O professor Diogo F. do Amaral refere que a ilegalidade do acto administrativo pode assumir varias formas, consoante o requisito de legalidade que seja concretamente violado. As formas especificas de manifestação da ilegalidade designam-se vícios do acto. De notar que essa orientação de estabelecer uma tipologia legal dos vícios do acto administrativo, vem já desde há muitos anos ( tradição que começou no Direito Francês). Deste modo, por necessidade prática, pela conveniência de facilitar o recurso dos particulares aos tribunais administrativos, foi-se elaborando uma tipologia de vícios.
1.º O vício da usurpação de poder (ilegalidade orgânica) ocorre sempre que um órgão administrativo pratica atos que lesa o princípio da separação de poderes (artigo 111/2 CRP), portanto, trata de uma incompetência agravada. Nestes termos, o vício tem como desvalor jurídico a nulidade, que corresponde a uma sanção mais grave da ordem jurídica, não produzindo qualquer efeito, nos termos do artº161/2 alínea a) do CPA.
1.º O vício da usurpação de poder (ilegalidade orgânica) ocorre sempre que um órgão administrativo pratica atos que lesa o princípio da separação de poderes (artigo 111/2 CRP), portanto, trata de uma incompetência agravada.

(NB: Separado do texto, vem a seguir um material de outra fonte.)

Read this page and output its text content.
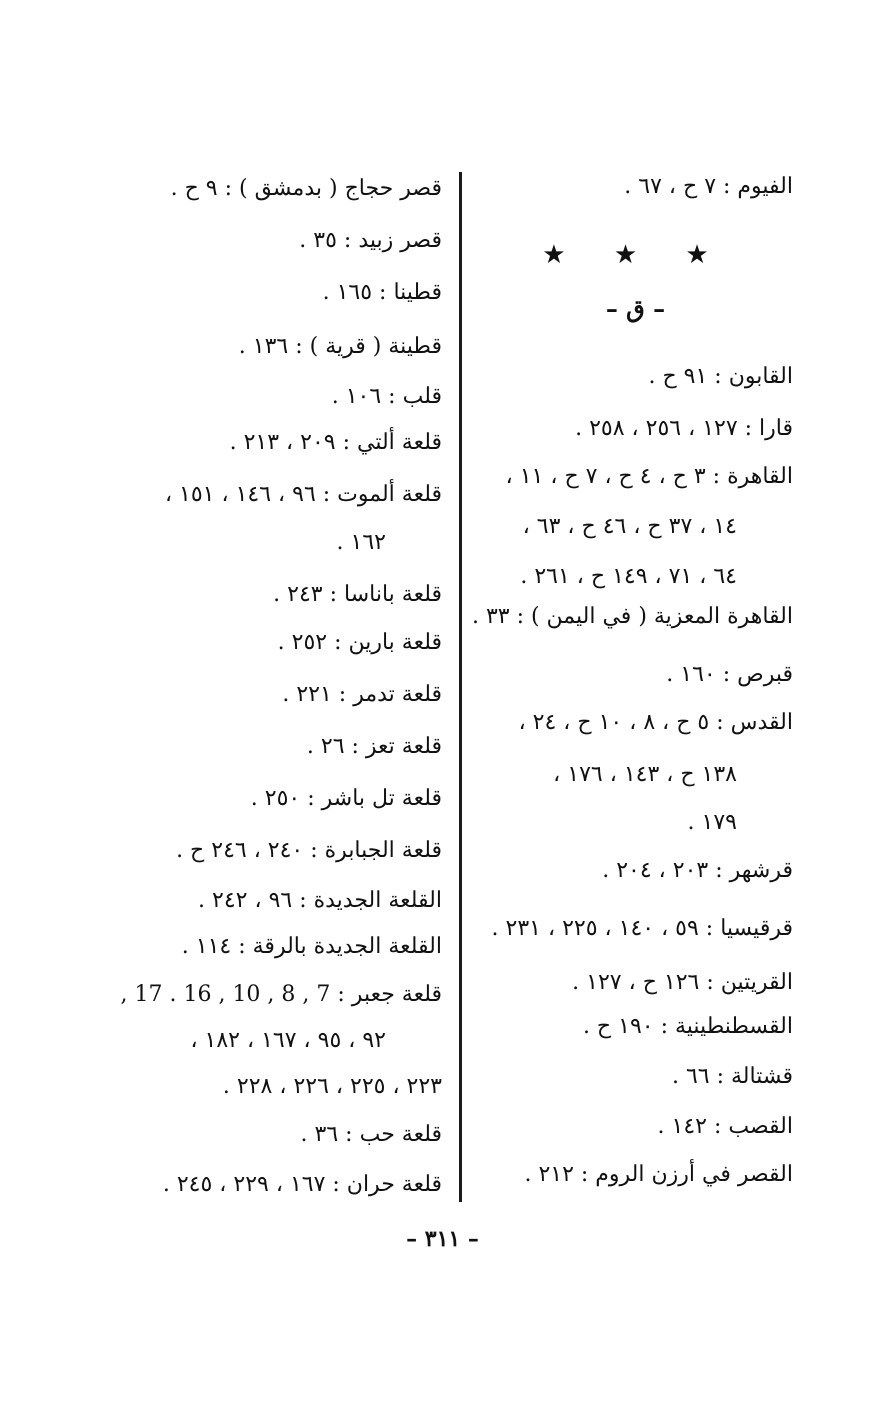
الفيوم : ٧ ح ، ٦٧ .
★ ★ ★
– ق –
القابون : ٩١ ح .
قارا : ١٢٧ ، ٢٥٦ ، ٢٥٨ .
القاهرة : ٣ ح ، ٤ ح ، ٧ ح ، ١١ ،
١٤ ، ٣٧ ح ، ٤٦ ح ، ٦٣ ،
٦٤ ، ٧١ ، ١٤٩ ح ، ٢٦١ .
القاهرة المعزية ( في اليمن ) : ٣٣ .
قبرص : ١٦٠ .
القدس : ٥ ح ، ٨ ، ١٠ ح ، ٢٤ ،
١٣٨ ح ، ١٤٣ ، ١٧٦ ،
١٧٩ .
قرشهر : ٢٠٣ ، ٢٠٤ .
قرقيسيا : ٥٩ ، ١٤٠ ، ٢٢٥ ، ٢٣١ .
القريتين : ١٢٦ ح ، ١٢٧ .
القسطنطينية : ١٩٠ ح .
قشتالة : ٦٦ .
القصب : ١٤٢ .
القصر في أرزن الروم : ٢١٢ .
قصر حجاج ( بدمشق ) : ٩ ح .
قصر زبيد : ٣٥ .
قطينا : ١٦٥ .
قطينة ( قرية ) : ١٣٦ .
قلب : ١٠٦ .
قلعة ألتي : ٢٠٩ ، ٢١٣ .
قلعة ألموت : ٩٦ ، ١٤٦ ، ١٥١ ،
١٦٢ .
قلعة باناسا : ٢٤٣ .
قلعة بارين : ٢٥٢ .
قلعة تدمر : ٢٢١ .
قلعة تعز : ٢٦ .
قلعة تل باشر : ٢٥٠ .
قلعة الجبابرة : ٢٤٠ ، ٢٤٦ ح .
القلعة الجديدة : ٩٦ ، ٢٤٢ .
القلعة الجديدة بالرقة : ١١٤ .
قلعة جعبر : 7 , 8 , 10 , 16 . 17 ,
٩٢ ، ٩٥ ، ١٦٧ ، ١٨٢ ،
٢٢٣ ، ٢٢٥ ، ٢٢٦ ، ٢٢٨ .
قلعة حب : ٣٦ .
قلعة حران : ١٦٧ ، ٢٢٩ ، ٢٤٥ .
– ٣١١ –
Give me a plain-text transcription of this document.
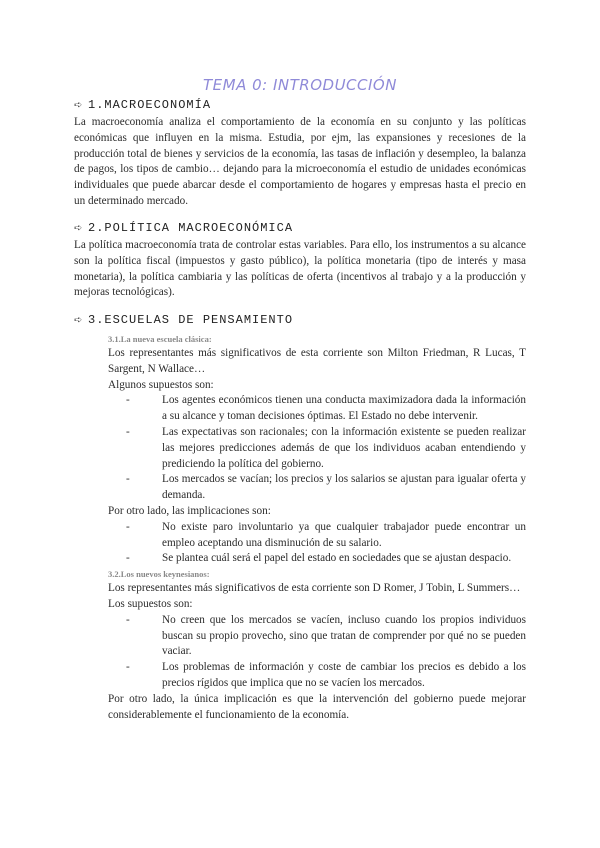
TEMA 0: INTRODUCCIÓN
➪ 1.MACROECONOMÍA

La macroeconomía analiza el comportamiento de la economía en su conjunto y las políticas económicas que influyen en la misma. Estudia, por ejm, las expansiones y recesiones de la producción total de bienes y servicios de la economía, las tasas de inflación y desempleo, la balanza de pagos, los tipos de cambio… dejando para la microeconomía el estudio de unidades económicas individuales que puede abarcar desde el comportamiento de hogares y empresas hasta el precio en un determinado mercado.

➪ 2.POLÍTICA MACROECONÓMICA

La política macroeconomía trata de controlar estas variables. Para ello, los instrumentos a su alcance son la política fiscal (impuestos y gasto público), la política monetaria (tipo de interés y masa monetaria), la política cambiaria y las políticas de oferta (incentivos al trabajo y a la producción y mejoras tecnológicas).

➪ 3.ESCUELAS DE PENSAMIENTO
3.1.La nueva escuela clásica:
Los representantes más significativos de esta corriente son Milton Friedman, R Lucas, T Sargent, N Wallace…
Algunos supuestos son:
- Los agentes económicos tienen una conducta maximizadora dada la información a su alcance y toman decisiones óptimas. El Estado no debe intervenir.
- Las expectativas son racionales; con la información existente se pueden realizar las mejores predicciones además de que los individuos acaban entendiendo y prediciendo la política del gobierno.
- Los mercados se vacían; los precios y los salarios se ajustan para igualar oferta y demanda.
Por otro lado, las implicaciones son:
- No existe paro involuntario ya que cualquier trabajador puede encontrar un empleo aceptando una disminución de su salario.
- Se plantea cuál será el papel del estado en sociedades que se ajustan despacio.
3.2.Los nuevos keynesianos:
Los representantes más significativos de esta corriente son D Romer, J Tobin, L Summers…
Los supuestos son:
- No creen que los mercados se vacíen, incluso cuando los propios individuos buscan su propio provecho, sino que tratan de comprender por qué no se pueden vaciar.
- Los problemas de información y coste de cambiar los precios es debido a los precios rígidos que implica que no se vacíen los mercados.
Por otro lado, la única implicación es que la intervención del gobierno puede mejorar considerablemente el funcionamiento de la economía.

Nestes termos, o vício tem como desvalor jurídico a nulidade, que corresponde a uma sanção mais grave da ordem jurídica, não produzindo qualquer efeito, nos termos do artº161/2 alínea a) do CPA.
2.º A incompetência (ilegalidade orgânica) verifica-se quando um órgão administrativo pratica atos pertencentes as atribuições e competência de outro órgão. O vício da incompetência desmembra-se em absoluta e relativa.
3.º Vício de forma (ilegalidade formal) verifica-se quando um determinado ato carece de requisitos procedimentais ou de formalidades legais. Assim, o ato teria como desvalor jurídico a nulidade, prevista no disposto do artigo 161/2 alíneas d), g), h), l) do CPA.
4.º Desvio de poder (ilegalidade material) ocorre sempre que o fim com que o ato é praticado é de interesse privado e não público. Colocando em causa o princípio da prossecução do interesse público (atº4 do CPA). Este vício possui uma certa particularidade, no sentido em que apenas sucede no âmbito do poder discricionário, e nunca fora dele. Surge como desvalor jurídico, em consequência do vício, à nulidade, nos termos do artigo 161/2 alíneas c) e) do CPA.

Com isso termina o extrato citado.